My First Money Lesson: Sales Tax, Age 5

My interest in how money works goes back to when I was 5 years old and wanted to know why things cost more at checkout than they did on the price tag. Ah, the concept of sales tax, which at that time was an easy to calculate 5% in New Jersey. I remember the conversation ridiculously well…the supermarket parking lot, where my mother said explained that sales tax wasn’t charged on necessary items like food, but for some reason we paid it on toilet paper, which she then went on a rant about the utter necessity of. This is a long way of saying I was always ahead of my age when it came to an awareness of all things financial, but I never really felt on top of things no matter how hard I tried. Seriously, I asked my uncle-the-fancy-fund-manager about CDs v. money market funds when I was 11 and got the brush-off. I really tried!

Money Lessons From the Financial Planning Coursera Course

The course touches on goal-setting, budgeting, saving, interest, loans, credit, insurance, and investing along with an optional module on financial planning as a career. The formats included video lectures, street interviews, skits, optional reading and quizzes. I really didn’t know what to expect, but lots of shost segments within each module like this kept it moving along pretty well for me.

BIG TAKEAWAY #1: School Still Teaches Us Nothing About Money

This course had street interview segments that posed straightforward questions like “What are the pros and cons of using a credit card?” and “Do you set aside money for emergencies?” to various students on the campus. OMG, hearing most of them waffle through the answers that they didn’t know was painful – almost as painful as the one or two who really thought they knew a thing or two on the subject.
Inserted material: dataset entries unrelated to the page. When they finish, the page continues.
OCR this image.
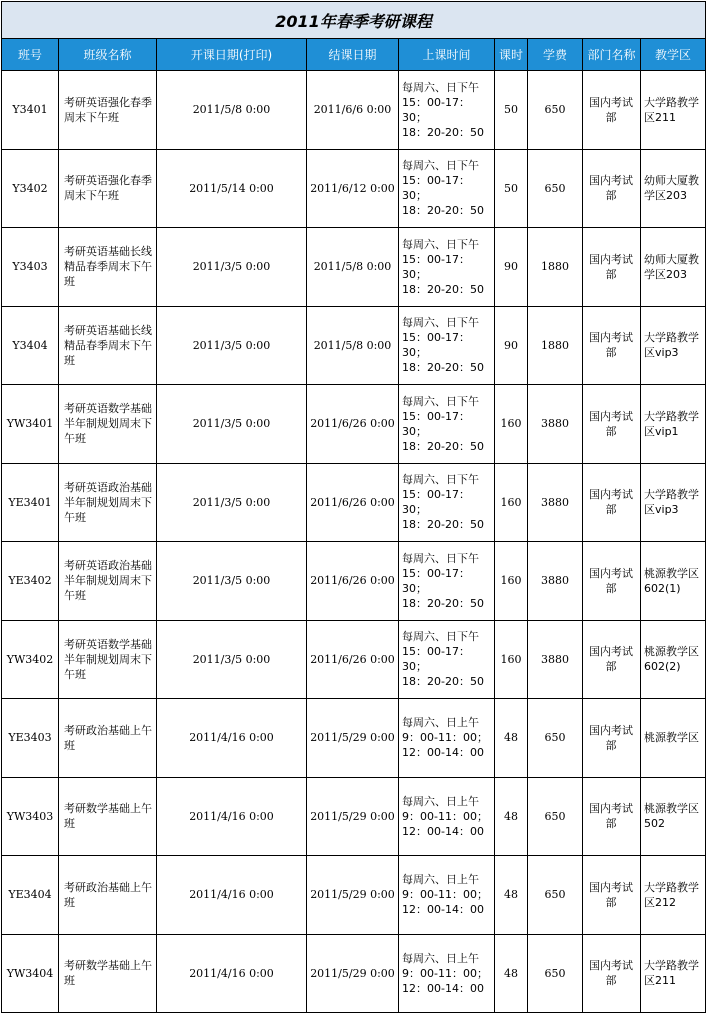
2011年春季考研课程								
班号	班级名称	开课日期(打印)	结课日期	上课时间	课时	学费	部门名称	教学区
Y3401	考研英语强化春季周末下午班	2011/5/8 0:00	2011/6/6 0:00	每周六、日下午
15：00-17：30；
18：20-20：50	50	650	国内考试部	大学路教学区211
Y3402	考研英语强化春季周末下午班	2011/5/14 0:00	2011/6/12 0:00	每周六、日下午
15：00-17：30；
18：20-20：50	50	650	国内考试部	幼师大厦教学区203
Y3403	考研英语基础长线精品春季周末下午班	2011/3/5 0:00	2011/5/8 0:00	每周六、日下午
15：00-17：30；
18：20-20：50	90	1880	国内考试部	幼师大厦教学区203
Y3404	考研英语基础长线精品春季周末下午班	2011/3/5 0:00	2011/5/8 0:00	每周六、日下午
15：00-17：30；
18：20-20：50	90	1880	国内考试部	大学路教学区vip3
YW3401	考研英语数学基础半年制规划周末下午班	2011/3/5 0:00	2011/6/26 0:00	每周六、日下午
15：00-17：30；
18：20-20：50	160	3880	国内考试部	大学路教学区vip1
YE3401	考研英语政治基础半年制规划周末下午班	2011/3/5 0:00	2011/6/26 0:00	每周六、日下午
15：00-17：30；
18：20-20：50	160	3880	国内考试部	大学路教学区vip3
YE3402	考研英语政治基础半年制规划周末下午班	2011/3/5 0:00	2011/6/26 0:00	每周六、日下午
15：00-17：30；
18：20-20：50	160	3880	国内考试部	桃源教学区602(1)
YW3402	考研英语数学基础半年制规划周末下午班	2011/3/5 0:00	2011/6/26 0:00	每周六、日下午
15：00-17：30；
18：20-20：50	160	3880	国内考试部	桃源教学区602(2)
YE3403	考研政治基础上午班	2011/4/16 0:00	2011/5/29 0:00	每周六、日上午
9：00-11：00；
12：00-14：00	48	650	国内考试部	桃源教学区
YW3403	考研数学基础上午班	2011/4/16 0:00	2011/5/29 0:00	每周六、日上午
9：00-11：00；
12：00-14：00	48	650	国内考试部	桃源教学区502
YE3404	考研政治基础上午班	2011/4/16 0:00	2011/5/29 0:00	每周六、日上午
9：00-11：00；
12：00-14：00	48	650	国内考试部	大学路教学区212
YW3404	考研数学基础上午班	2011/4/16 0:00	2011/5/29 0:00	每周六、日上午
9：00-11：00；
12：00-14：00	48	650	国内考试部	大学路教学区211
College kids today are not much better off in their knowledge of personal finance than we were in 1990. As if it wasn’t bad enough back then when private college tuition-room-board was $20K/year, it is now a bigger disservice than ever to a generation that is graduating with insane levels of debt. They don’t understand that debt any better when they graduate than they did when they signed on the dotted line at 18.

BIG TAKEAWAY #2: The Hard Facts About Saving Early For Retirement

The rolling average return of the stock market over any and every 30-year period since the stock market was formed is 9%. This includes all the big nasty recessions, depressions, corrections and wars you can think of. So with that in mind…

If you put $2,000 a year into a market index tracker every year age 22-30 (9 years, so $18,000 total) and then just leave it there until you’re 65, you’ll have about $579,000 waiting for you.

If you put $2,000 a year into a market index tracker every year age 31-65 (35 years, so $70,000 total), you’ll have about $470,000 at age 65.

University of Illinois, via Coursera

THIS BLEW MY FREAKING MIND.

If you like that graphic, check out The Frugal Expat’s chart along the same lines in his awesome article about money lessons not taught in school. Good to know this bee isn’t just buzzing in my bonnet!

If someone had taught me this at any age – me, the first-grader who used to take the check at the diner, add it up, figure out the sales tax and the minimum tip just for fun – I guarantee you I would have done whatever it took to do exactly this. Because I saved money, I just never did anything invest-y with it because I was clueless. At 22 I left for the UK with $1200 still in my bank account at home doing nothing for years. Then 23-26 I had a spendy husband, until at 28 I got $10K from my (shockingly amicable) divorce – invested half on a Master’s degree, and then the other half sat earning a pathetic <1% interest for 20 years (long story involving my laziness about international transfers). My point is just that I had chunks of money throughout my 20s and the desire to make that $18K happen, I could have done it – and I’d be in amazing shape for retirement instead of playing catch-up like a lot of people my age.

So even though I felt this course was pretty basic, I’m not the intended audience. This would have been a good intro at the right time, though I suspect that, unlike the student-actors in the little video vignettes in the course, most who take it won’t be immediately receptive. But hey, at least they’ll have half a clue where to start when they finally are ready.